L’expert constitutionnel et membre de la coalition d’opposition Chamalouna, Rabih el-Chaër, convient que la priorité à la suite des élections devrait être "d’éviter un effondrement économique encore plus grave, en signant un accord avec le FMI et en mettant en œuvre un plan de redressement et un ensemble de réformes". Selon lui, celles-ci doivent commencer par une véritable loi sur le contrôle des capitaux, "à condition que nous soyons informés à l’avance de la situation réelle des banques et de leur restructuration, en passant par la libération du taux de change selon la méthode Crawling peg, la restructuration du secteur public, l’activation de la perception des impôts et la mise en place de l’impôt progressif". Il évoque aussi "l’abolition du secret bancaire, la préservation des avoirs des petits déposants et l’évaluation du statut des gros déposants et leur inclusion en tant qu’actionnaires des banques après leur restructuration, afin de gérer les actifs de l’État d’une manière moderne et conforme aux normes internationales". M. el-Chaër souligne à Ici Beyrouth qu’"il s’agit d’un processus de réforme majeur, qui nécessite surtout de réduire la taille de l’État, restaurer la confiance dans l’économie et les investissements étrangers, créer de l’emploi, soutenir les exportations, restructurer la balance des paiements et fixer un budget conforme aux normes modernes, à savoir une loi de finance basée sur une vision et un programme".

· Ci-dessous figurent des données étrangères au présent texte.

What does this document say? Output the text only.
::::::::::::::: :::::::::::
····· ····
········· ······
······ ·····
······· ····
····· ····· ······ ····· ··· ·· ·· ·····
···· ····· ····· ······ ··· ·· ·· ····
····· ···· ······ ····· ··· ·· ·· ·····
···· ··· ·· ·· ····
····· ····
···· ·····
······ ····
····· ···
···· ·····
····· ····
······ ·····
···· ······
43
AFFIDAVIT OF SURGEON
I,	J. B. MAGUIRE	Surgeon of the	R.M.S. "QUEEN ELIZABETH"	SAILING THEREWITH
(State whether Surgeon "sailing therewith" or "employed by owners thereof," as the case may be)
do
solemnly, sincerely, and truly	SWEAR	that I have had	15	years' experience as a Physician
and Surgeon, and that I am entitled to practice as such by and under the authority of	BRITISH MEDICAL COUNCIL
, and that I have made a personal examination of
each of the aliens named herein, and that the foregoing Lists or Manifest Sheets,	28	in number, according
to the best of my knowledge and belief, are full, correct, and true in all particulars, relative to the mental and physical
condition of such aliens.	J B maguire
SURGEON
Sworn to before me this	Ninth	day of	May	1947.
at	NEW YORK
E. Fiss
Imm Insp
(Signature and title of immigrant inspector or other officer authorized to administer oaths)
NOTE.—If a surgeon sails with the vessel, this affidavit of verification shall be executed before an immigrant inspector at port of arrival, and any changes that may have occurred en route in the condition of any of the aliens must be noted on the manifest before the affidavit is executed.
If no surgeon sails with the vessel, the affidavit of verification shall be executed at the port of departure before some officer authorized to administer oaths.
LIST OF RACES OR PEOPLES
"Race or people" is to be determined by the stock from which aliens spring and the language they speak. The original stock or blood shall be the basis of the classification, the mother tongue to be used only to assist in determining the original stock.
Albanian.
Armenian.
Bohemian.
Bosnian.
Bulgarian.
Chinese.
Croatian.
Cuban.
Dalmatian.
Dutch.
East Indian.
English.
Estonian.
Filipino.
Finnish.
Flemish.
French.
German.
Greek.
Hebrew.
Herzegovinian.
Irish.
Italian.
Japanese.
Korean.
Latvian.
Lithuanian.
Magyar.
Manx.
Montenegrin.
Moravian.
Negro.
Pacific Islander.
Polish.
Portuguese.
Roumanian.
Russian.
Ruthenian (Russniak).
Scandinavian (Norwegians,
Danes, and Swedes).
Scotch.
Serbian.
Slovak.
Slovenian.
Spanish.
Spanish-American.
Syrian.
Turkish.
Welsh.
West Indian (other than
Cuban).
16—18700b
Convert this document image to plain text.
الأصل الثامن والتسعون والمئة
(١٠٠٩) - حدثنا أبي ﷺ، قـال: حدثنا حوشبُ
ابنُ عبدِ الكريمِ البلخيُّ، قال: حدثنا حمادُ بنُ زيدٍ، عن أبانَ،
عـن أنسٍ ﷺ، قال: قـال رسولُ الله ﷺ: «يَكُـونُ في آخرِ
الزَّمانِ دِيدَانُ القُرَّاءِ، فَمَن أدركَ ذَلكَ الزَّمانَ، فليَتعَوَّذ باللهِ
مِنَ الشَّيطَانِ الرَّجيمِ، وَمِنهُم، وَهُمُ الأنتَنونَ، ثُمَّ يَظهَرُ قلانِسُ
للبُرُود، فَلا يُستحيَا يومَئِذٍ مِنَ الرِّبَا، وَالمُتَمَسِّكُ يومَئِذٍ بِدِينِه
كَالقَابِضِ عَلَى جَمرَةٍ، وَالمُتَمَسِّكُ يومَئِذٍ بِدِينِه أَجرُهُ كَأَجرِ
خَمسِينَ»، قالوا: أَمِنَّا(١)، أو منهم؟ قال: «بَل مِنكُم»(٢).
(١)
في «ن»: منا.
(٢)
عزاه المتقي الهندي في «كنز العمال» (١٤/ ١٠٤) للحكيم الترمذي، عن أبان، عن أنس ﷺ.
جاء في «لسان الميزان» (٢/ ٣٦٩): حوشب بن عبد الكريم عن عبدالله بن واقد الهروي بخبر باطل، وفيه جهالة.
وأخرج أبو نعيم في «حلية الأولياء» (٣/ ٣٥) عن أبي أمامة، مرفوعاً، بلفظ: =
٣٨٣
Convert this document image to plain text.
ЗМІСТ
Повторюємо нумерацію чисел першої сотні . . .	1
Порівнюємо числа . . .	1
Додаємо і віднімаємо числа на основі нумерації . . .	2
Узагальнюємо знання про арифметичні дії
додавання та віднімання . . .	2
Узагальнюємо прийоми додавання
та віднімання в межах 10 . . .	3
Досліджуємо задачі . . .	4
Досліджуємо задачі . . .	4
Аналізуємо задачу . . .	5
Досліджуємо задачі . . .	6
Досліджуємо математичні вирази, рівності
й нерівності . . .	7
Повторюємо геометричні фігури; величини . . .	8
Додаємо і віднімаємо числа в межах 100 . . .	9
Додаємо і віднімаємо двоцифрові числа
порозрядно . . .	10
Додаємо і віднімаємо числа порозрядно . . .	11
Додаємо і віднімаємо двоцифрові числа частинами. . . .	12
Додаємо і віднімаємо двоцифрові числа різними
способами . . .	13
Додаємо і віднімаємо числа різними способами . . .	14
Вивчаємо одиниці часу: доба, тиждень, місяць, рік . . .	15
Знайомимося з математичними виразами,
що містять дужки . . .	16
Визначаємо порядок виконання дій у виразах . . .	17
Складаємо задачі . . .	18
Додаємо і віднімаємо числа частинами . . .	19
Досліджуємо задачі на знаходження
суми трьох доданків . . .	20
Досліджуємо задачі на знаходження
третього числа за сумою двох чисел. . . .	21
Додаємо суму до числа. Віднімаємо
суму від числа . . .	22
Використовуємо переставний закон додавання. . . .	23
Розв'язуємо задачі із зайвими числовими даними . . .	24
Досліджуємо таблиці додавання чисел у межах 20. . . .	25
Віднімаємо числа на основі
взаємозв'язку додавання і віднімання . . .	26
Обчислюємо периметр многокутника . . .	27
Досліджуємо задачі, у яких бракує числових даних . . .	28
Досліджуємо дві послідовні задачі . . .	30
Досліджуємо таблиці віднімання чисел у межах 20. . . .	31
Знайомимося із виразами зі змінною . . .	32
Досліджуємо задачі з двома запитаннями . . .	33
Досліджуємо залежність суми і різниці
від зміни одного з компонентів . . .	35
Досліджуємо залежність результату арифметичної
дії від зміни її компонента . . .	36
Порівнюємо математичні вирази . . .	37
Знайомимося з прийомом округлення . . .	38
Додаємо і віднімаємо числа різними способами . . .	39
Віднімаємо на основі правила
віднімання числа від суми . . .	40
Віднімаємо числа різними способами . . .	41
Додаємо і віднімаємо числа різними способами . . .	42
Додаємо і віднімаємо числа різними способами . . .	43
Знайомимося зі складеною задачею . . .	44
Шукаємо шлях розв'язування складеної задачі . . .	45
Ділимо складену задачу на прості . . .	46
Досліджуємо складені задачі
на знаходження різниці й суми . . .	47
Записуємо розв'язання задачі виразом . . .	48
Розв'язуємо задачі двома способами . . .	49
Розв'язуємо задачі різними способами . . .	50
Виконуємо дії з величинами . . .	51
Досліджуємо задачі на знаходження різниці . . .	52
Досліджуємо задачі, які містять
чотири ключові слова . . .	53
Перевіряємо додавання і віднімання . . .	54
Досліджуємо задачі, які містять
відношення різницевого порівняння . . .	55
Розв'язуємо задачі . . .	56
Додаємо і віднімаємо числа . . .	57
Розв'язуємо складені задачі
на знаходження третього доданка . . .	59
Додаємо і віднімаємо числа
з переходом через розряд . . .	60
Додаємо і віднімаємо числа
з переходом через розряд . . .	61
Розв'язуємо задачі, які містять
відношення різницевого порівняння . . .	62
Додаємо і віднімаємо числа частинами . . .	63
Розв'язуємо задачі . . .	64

La nécessité absolue d’engager des réformes est partagée par Maroun Khater. Ce dernier considère que "le FMI a donné au Liban via l’accord préliminaire une opportunité qui risque d’être la seule, si une feuille de route claire des réformes n’est pas élaborée et poursuivie", excluant la signature d’un accord définitif avec le Fonds avant 2023. Et d’aborder le contexte politique qui pèse de tout son poids sur la crise, notamment l’isolement arabe et international du Liban. Selon lui, la fin de cet isolement est tributaire de deux facteurs principaux: les résultats des élections législatives et l’évolution des négociations internationales et régionales.

Craintes pour les échéances à venir

M. Khater évoque plusieurs priorités pour le prochain Parlement, "la première, existentielle, s’exprime par la désignation d’un Premier ministre pour former un nouveau gouvernement à une vitesse record afin d’empêcher l’équipe actuelle d’expédier les affaires courantes d’autant qu’elle s’est montrée incapable de gérer la crise". M. Khater souligne ensuite l’importance que cela soit suivi "des préparatifs de l’élection présidentielle pour éviter un vide au sommet de l’État qui nous mènera à un vide à une plus grande échelle".  Selon lui, "le nouveau gouvernement et le nouveau président de la République sont censés former un tandem réussi pour inciter à l’adoption de nombreuses lois et réformes tel qu’exigé par le FMI". "Le Liban a grandement besoin d’un plan de relance global, d’une loi sur le contrôle des capitaux, de la réduction de la taille du secteur public et de la restructuration des banques". Enfin, M. Khater estime que "si nous réussissons à réaliser tout ce qui précède, nous aurons l’occasion de sortir de la crise et de voir le bout du tunnel". "Sinon, la situation s’aggravera et nous planterons le dernier clou dans le cercueil du progrès économique", conclut-il.

Il apparaît clair de ce qui précède, à quel point la situation au double plan politique et économique est liée aux résultats des législatives. Sami Nader s’attend au mieux à "une amélioration et non pas à un changement radical de la représentativité au Parlement, puisque les conditions d’un changement majeur ne sont pas réunies en raison de plusieurs facteurs, notamment le manque d’unité de l’opposition et la loi électorale actuelle". Et d’ajouter: "En tout état de cause, cela peut contribuer à favoriser un équilibre au pouvoir et à donner une indication à la communauté internationale sur la vivacité de la société libanaise".

Pour ce qui est du contrôle exercé par l’Iran sur le pouvoir de décision au Liban, ce ne sont pas les résultats des législatives qui vont pouvoir le neutraliser, même si la Chambre restera l’un des théâtres de la confrontation entre le Hezbollah et ses alliés et les forces hostiles à l’hégémonie iranienne. Pour affaiblir celle-ci, l’effort interne doit pouvoir bénéficier d’un suivi externe puisque le pouvoir de blocage des forces alliées à Téhéran est le même, qu’elles constituent une minorité ou une majorité.